В сарае дед взял молоток, гвозди, плёнку
И ей затянул в хате окна, чтоб только
Не дуло в них ветром, зима ведь ещё.
Потом уж к соседям своим спать пошёл.
*
Конец февраля на Донбасс всем принёс
Надежду на скорый побег (от угроз
эРэФ) – ВэСэУ и «бандеровцев»
С земли ДэНээР, эЛэНэР-овцев.
Везли через пригород их «санитарки»
Всех тех, кто пока уцелел в битве жаркой,
Тянули разбитые танки… Люди ждали
Своих, даже тех, кто «Аллаха…» кричали.
Война надвигалась, как чёрная туча…
Ушли те, кто думал, что всех они круче.
И стали бомбить за собою дома,
Все те, что сдала Украина сама.
Май грянул, и вишни, как каждой весной,
Покрылись душистою белой волной.
Трава зеленела под вишнями,
Лишь холмик казался под ними излишними.
И вскоре уж наши пришли. Дед услышал,
Как кто-то зовёт его, из погреба вышел
На свет и увидел: внучок его, Сашка.
Стоит в своей форме, в берете, в тельняшке.

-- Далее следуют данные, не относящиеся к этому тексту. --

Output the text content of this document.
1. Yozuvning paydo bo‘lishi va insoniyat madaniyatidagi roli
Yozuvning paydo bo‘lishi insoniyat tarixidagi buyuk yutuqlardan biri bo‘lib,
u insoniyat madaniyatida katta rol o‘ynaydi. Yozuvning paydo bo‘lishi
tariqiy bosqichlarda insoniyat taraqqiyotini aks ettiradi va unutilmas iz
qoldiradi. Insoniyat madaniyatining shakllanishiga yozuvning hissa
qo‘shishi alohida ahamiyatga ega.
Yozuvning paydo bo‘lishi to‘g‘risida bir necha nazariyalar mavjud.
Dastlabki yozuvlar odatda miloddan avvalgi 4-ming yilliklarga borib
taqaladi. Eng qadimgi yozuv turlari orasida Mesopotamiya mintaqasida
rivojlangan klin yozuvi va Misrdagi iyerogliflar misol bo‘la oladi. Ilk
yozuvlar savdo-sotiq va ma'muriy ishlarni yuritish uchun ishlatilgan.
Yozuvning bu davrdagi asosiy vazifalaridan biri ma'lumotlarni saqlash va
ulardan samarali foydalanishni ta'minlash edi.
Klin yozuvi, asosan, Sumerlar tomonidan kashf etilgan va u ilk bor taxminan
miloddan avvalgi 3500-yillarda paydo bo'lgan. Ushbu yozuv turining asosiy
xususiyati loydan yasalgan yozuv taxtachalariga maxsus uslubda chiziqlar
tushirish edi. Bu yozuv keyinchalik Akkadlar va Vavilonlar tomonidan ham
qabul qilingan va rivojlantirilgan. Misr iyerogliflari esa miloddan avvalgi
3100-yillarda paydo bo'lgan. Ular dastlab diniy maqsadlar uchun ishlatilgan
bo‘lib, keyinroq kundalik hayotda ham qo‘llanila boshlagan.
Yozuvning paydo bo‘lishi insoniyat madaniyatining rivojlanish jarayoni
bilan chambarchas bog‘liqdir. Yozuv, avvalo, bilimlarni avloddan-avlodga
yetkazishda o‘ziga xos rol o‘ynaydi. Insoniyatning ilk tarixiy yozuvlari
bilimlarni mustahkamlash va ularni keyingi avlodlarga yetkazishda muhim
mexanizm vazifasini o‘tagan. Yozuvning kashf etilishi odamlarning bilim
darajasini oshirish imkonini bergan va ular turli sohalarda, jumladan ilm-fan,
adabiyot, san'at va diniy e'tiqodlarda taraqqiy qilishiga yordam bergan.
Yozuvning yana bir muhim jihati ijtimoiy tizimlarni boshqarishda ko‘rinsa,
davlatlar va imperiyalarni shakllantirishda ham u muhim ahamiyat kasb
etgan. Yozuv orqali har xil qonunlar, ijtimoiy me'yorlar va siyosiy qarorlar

Недолгою, впрочем, их встреча была,
Ведь дальше колонна десанта ушла.
Успел внук спросить: «Ну а где же Сашко?
Не видел его ты? Он делает что?»
Старик равнодушно ему говорит:
«Да вон он, под вашею вишней лежит».
Потом рассказал, как всё было, что видел,
Как он хоронил, как Сашко ненавидел
Их всех: и Донбасс, и Москву, и родню,
И как похвалялся, что резал русню.
Потом уж сварганили быстро обед.
Потом помянули Сашко. Потом дед
От Сашки паёк принимал и припасы.
Потом внук уехал с майором запаса.
На следущий день тот майор и привёз
Убитого Сашку. У деда уж слёз
Не было… Под вишнями яму копал.
Потом сколотил гроб и Сашку поклал
В него. Хоронил его с тем же соседом.